Portrait of a Child (maybe Aline Gauguin)
Paul Gauguin·1877
Historical Context
Portrait of a Child (maybe Aline Gauguin, c.1877) at an unknown location may depict Gauguin's daughter Aline, born in 1877 — one of the five children of his marriage to Mette-Sophie Gad who would die young, in Aline's case in 1897 at the age of twenty. Gauguin's relationship with his children was complicated by his artistic commitments: he effectively abandoned them after his separation from Mette in 1885, and Aline's death — which he learned of by letter in Tahiti — produced one of the most grief-stricken passages in his late writing.

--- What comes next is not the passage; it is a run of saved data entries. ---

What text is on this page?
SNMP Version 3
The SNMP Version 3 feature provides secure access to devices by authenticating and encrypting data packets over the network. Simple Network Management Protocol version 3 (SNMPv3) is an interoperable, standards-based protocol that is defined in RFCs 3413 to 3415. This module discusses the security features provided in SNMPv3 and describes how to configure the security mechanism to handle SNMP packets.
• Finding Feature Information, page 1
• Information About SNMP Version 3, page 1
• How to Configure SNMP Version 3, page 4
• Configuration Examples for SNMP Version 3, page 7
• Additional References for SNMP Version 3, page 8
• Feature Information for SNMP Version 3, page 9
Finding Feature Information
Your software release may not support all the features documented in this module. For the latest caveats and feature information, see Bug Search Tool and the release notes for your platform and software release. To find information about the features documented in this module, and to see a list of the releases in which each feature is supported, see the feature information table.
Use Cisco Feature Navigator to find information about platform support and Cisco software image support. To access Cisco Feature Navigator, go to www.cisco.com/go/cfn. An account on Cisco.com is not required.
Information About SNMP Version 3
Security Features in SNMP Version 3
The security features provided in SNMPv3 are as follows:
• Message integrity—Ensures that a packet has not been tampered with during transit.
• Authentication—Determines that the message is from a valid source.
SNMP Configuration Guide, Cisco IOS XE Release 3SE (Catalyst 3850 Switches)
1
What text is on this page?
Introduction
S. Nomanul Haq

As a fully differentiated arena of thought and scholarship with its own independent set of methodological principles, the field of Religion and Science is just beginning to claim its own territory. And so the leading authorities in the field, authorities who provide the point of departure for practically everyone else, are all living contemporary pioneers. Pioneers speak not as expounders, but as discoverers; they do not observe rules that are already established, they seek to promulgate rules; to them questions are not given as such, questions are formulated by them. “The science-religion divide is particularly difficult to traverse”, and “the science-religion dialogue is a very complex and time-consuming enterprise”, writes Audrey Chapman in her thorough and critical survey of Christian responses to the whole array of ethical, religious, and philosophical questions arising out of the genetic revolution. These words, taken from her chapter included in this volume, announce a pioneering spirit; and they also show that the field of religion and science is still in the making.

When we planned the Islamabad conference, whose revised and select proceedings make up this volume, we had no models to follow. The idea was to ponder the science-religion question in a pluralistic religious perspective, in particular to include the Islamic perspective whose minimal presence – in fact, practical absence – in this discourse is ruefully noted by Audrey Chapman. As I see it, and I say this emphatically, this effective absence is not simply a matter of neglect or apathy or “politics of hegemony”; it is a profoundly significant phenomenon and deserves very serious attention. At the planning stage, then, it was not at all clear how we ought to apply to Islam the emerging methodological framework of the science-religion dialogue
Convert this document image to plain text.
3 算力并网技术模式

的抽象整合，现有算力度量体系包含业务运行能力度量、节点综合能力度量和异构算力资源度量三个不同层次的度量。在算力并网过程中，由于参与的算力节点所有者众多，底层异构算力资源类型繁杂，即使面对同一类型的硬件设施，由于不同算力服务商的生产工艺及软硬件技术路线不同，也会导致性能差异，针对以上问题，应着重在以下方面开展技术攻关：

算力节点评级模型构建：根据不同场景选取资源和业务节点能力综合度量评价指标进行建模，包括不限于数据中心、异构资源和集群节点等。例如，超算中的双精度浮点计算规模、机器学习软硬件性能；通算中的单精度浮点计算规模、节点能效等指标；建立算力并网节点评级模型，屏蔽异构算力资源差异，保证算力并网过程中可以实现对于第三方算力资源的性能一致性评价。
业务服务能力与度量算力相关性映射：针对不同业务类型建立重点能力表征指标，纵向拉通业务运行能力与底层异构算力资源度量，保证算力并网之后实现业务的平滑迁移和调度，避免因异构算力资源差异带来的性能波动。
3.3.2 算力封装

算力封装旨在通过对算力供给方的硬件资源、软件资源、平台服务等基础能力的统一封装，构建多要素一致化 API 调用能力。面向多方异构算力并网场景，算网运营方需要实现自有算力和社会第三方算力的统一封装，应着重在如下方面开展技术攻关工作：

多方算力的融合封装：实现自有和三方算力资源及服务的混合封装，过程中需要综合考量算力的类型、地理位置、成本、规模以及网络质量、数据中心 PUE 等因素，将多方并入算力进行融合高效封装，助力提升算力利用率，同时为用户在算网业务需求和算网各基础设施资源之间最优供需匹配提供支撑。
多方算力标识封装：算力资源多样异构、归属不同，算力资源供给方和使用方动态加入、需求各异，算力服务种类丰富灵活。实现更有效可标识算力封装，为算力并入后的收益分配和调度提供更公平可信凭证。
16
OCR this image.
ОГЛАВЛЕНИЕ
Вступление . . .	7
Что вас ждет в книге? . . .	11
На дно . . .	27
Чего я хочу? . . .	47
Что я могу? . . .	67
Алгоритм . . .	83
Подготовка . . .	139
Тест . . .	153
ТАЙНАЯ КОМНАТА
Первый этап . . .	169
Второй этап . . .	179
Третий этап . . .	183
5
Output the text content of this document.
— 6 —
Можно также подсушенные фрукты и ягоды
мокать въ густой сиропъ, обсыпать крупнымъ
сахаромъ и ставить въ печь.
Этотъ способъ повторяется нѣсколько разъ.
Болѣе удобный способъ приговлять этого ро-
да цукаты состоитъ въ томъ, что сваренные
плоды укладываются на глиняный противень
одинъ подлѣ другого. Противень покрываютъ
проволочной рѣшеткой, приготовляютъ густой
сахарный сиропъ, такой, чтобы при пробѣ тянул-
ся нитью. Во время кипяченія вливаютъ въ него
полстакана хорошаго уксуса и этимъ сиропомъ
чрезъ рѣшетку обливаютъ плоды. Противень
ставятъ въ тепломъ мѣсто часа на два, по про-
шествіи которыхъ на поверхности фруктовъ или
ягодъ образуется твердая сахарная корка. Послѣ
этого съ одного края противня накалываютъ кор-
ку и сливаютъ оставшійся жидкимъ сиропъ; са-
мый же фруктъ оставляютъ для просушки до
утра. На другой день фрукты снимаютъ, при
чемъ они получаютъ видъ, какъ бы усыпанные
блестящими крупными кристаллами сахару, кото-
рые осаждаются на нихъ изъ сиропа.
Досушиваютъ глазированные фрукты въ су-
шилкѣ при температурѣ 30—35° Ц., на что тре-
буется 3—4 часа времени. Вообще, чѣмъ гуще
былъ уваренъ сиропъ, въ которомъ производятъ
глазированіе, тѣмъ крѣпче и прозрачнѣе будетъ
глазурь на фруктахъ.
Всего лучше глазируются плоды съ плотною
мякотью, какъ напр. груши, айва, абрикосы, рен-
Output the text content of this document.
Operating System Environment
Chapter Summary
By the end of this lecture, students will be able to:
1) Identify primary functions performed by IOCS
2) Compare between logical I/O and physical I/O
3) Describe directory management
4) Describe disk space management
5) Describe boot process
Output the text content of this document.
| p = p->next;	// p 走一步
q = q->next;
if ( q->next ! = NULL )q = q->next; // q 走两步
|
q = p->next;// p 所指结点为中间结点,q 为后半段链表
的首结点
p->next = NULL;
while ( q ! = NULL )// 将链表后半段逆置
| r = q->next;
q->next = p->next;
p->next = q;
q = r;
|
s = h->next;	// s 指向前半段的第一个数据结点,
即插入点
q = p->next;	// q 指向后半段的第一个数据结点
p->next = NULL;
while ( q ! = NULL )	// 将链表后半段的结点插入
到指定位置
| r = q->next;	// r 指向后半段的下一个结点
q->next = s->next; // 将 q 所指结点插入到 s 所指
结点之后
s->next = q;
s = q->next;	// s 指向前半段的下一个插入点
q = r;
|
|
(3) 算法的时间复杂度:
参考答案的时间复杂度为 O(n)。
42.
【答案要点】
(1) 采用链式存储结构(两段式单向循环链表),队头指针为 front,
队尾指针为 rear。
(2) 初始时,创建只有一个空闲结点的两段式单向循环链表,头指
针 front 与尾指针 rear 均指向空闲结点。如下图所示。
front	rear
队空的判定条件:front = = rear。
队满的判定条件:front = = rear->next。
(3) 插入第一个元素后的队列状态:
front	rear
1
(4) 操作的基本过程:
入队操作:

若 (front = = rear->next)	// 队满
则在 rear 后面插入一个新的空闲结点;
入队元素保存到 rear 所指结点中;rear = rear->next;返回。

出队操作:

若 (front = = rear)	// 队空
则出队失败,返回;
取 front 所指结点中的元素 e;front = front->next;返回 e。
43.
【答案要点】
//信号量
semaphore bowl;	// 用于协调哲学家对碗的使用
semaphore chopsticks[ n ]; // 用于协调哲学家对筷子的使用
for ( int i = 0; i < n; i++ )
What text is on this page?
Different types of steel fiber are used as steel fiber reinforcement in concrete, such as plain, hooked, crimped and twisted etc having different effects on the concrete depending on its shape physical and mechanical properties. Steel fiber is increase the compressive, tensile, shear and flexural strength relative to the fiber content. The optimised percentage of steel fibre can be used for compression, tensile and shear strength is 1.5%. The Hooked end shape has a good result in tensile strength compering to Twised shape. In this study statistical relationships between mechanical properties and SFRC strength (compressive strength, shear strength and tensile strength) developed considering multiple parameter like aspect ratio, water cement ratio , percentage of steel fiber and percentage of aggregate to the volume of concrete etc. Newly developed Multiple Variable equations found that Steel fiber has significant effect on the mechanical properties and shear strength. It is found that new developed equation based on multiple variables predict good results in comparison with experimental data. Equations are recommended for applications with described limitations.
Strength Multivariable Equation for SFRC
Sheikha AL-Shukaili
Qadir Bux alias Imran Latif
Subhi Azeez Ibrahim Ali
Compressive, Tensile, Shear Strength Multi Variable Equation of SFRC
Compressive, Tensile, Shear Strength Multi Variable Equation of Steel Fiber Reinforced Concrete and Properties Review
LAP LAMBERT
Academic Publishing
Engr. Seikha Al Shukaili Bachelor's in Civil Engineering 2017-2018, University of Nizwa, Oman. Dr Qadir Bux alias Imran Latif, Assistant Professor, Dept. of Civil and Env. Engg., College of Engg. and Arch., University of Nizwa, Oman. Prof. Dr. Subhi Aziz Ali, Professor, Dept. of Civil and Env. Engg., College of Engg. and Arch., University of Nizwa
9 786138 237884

If this portrait does depict Aline, it was made in the year of her birth, before the family ruptures that would characterize his later life. The portrait of an infant or young child was a conventional domestic subject for any painter, and Gauguin's versions of his own children from the 1870s and early 1880s document the domestic world he was simultaneously creating and preparing to abandon.
Technical Analysis
Gauguin applied paint in broad, flat areas of strong color bounded by firm contour lines — a technique he called Synthetism, derived partly from medieval stained glass and Japanese prints. His palette is deliberately non-naturalistic, using vivid magentas, ochres.
Look Closer
- ◆The child's direct solemn gaze is unusual for an infant portrait — early maturity or projection.
- ◆Gauguin's early Impressionist-influenced style renders the child's face with gentle tonal modelling.
- ◆The plain background focuses all attention on the child's face without decorative elaboration.
- ◆The child's white dress creates a light mass at center against which the face is set.